O ABRAÇO

Sujo e maltrapilho, renegado por si e por todos, perambula e gesticula pelas ruas sem fim de uma cidade estranha e vazia.

Eis que em determinado momento, alguém lhe chega e sem voltas lhe abraça sobre os panos asquerosos cujo odor pouco disfarçam o cheiro azedo que exala de seu corpo. Não sabe quem é o abraçador. Não reage, não pensa. Quem lhe abraça o solta um tanto para lhe encarar com um sorriso indefinido para voltar em seguida a abraçá-lo com uma força que incomoda seus ossos frágeis sutilmente cobertos por uma pele encardida e seca.

Sem esboçar qualquer reação, permite-se ficar ali num abraço desconexo com a sua realidade e ainda sem pensar, começa a sentir algo estranho em si. Uma pontada forte no peito lhe dificulta a respiração, zonzo deixa-se amparar no abraço do desconhecido que sente o peso do corpo largado, magro.

Assusta-se, relaxa o abraço, segura o pobre coitado cujos olhos bem abertos estão vidrados, fixados num ponto qualquer. Leva-o até o chão. Deixa-o imóvel por lá. Ainda agachado, olha para um lado, depois para o outro.

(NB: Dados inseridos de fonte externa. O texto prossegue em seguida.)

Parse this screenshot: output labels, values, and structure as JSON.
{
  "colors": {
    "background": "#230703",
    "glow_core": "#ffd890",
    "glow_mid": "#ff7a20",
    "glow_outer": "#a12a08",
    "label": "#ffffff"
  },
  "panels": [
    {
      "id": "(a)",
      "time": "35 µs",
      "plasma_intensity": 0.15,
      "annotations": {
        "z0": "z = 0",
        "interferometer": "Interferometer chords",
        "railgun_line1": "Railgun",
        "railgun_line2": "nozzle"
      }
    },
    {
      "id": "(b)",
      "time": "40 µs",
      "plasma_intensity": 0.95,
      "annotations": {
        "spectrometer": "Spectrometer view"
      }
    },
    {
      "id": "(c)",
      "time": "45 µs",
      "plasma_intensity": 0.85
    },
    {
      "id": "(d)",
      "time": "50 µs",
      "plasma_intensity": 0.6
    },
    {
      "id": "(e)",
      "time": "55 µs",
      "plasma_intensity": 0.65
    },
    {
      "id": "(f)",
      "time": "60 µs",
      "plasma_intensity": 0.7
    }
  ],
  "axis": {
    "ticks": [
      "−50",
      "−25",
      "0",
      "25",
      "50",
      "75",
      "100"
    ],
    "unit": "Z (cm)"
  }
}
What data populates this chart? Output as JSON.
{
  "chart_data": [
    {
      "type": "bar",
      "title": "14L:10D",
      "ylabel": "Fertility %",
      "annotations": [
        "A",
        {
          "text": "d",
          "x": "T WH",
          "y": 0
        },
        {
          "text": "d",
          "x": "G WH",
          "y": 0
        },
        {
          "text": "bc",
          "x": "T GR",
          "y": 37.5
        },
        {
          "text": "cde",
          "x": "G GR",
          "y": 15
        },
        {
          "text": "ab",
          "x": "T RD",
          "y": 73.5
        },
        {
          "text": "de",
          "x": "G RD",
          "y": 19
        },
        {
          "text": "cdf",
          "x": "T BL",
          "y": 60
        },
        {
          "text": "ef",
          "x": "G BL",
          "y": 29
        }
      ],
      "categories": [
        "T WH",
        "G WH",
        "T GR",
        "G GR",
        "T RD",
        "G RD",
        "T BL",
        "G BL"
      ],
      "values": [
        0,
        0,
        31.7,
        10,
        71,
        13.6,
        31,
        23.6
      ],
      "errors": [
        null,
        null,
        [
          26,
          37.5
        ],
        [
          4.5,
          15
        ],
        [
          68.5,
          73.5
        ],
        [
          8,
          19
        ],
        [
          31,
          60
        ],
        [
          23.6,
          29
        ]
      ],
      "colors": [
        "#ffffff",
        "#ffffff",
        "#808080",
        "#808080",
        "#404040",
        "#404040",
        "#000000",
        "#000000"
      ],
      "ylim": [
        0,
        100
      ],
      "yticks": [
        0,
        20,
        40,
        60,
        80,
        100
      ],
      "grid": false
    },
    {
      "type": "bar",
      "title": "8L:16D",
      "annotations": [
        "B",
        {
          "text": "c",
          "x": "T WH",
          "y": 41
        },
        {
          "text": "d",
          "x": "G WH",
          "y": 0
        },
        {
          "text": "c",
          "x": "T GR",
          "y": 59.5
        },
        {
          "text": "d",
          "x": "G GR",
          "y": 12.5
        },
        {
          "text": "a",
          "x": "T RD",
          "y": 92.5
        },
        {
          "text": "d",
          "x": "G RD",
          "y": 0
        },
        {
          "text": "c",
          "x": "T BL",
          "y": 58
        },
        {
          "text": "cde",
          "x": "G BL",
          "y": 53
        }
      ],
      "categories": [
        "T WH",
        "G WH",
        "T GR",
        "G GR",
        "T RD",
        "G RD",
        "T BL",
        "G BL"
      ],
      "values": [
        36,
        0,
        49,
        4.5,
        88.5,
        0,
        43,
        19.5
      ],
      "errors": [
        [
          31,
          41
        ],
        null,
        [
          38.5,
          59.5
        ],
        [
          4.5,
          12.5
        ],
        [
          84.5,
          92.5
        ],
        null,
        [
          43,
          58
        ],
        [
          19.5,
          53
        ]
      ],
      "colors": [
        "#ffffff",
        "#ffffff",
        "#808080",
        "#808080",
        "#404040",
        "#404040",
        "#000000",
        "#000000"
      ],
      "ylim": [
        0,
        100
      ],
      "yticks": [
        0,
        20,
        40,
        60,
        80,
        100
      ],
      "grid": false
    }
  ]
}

Não há ninguém! Ergue-se. Endireita o colarinho. Repuxa a manga comprida da camisa estampada. Limpa um pouco da sujeira do corpo do outro que havia ficado na camisa. Com o pé direito empurra levemente o infeliz estirado no meio da calçada. Nenhuma resposta. Afasta-se rápido do corpo, olha apenas uma vez para trás e segue adiante como a fugir de uma falta que não era sua, era daquele pobre diabo que resolveu ter um infarto naquele momento que quis ser solidário em razão de um movimento que se alastrava pelas redes sociais de abraçar um estranho na rua e lhe sorrir. Foi embora!

Os olhos vidrados mexem de um lado para o outro. Depois é a cabeça que repete o movimento. O sujeito infartado apoia-se nos antebraços e olha para o abraçador que já dobra na esquina. Ainda dá para ver os seus grandes glúteos. Levanta-se! De suas mãos aparece uma carteira de couro um tanto surrada. Abre-a! Retira duas notas de cem reais e três de cinquenta. Enfia no bolso da calça rasgada o dinheiro. Remexe um pouco mais na carteira, vira-a, revira-a, restaram apenas documentos e cartões. Fecha a carteira, uma última olhada nela e a lança no meio da rua deserta. Ri alto e segue em direção oposta ao abraçador dos glúteos grandes.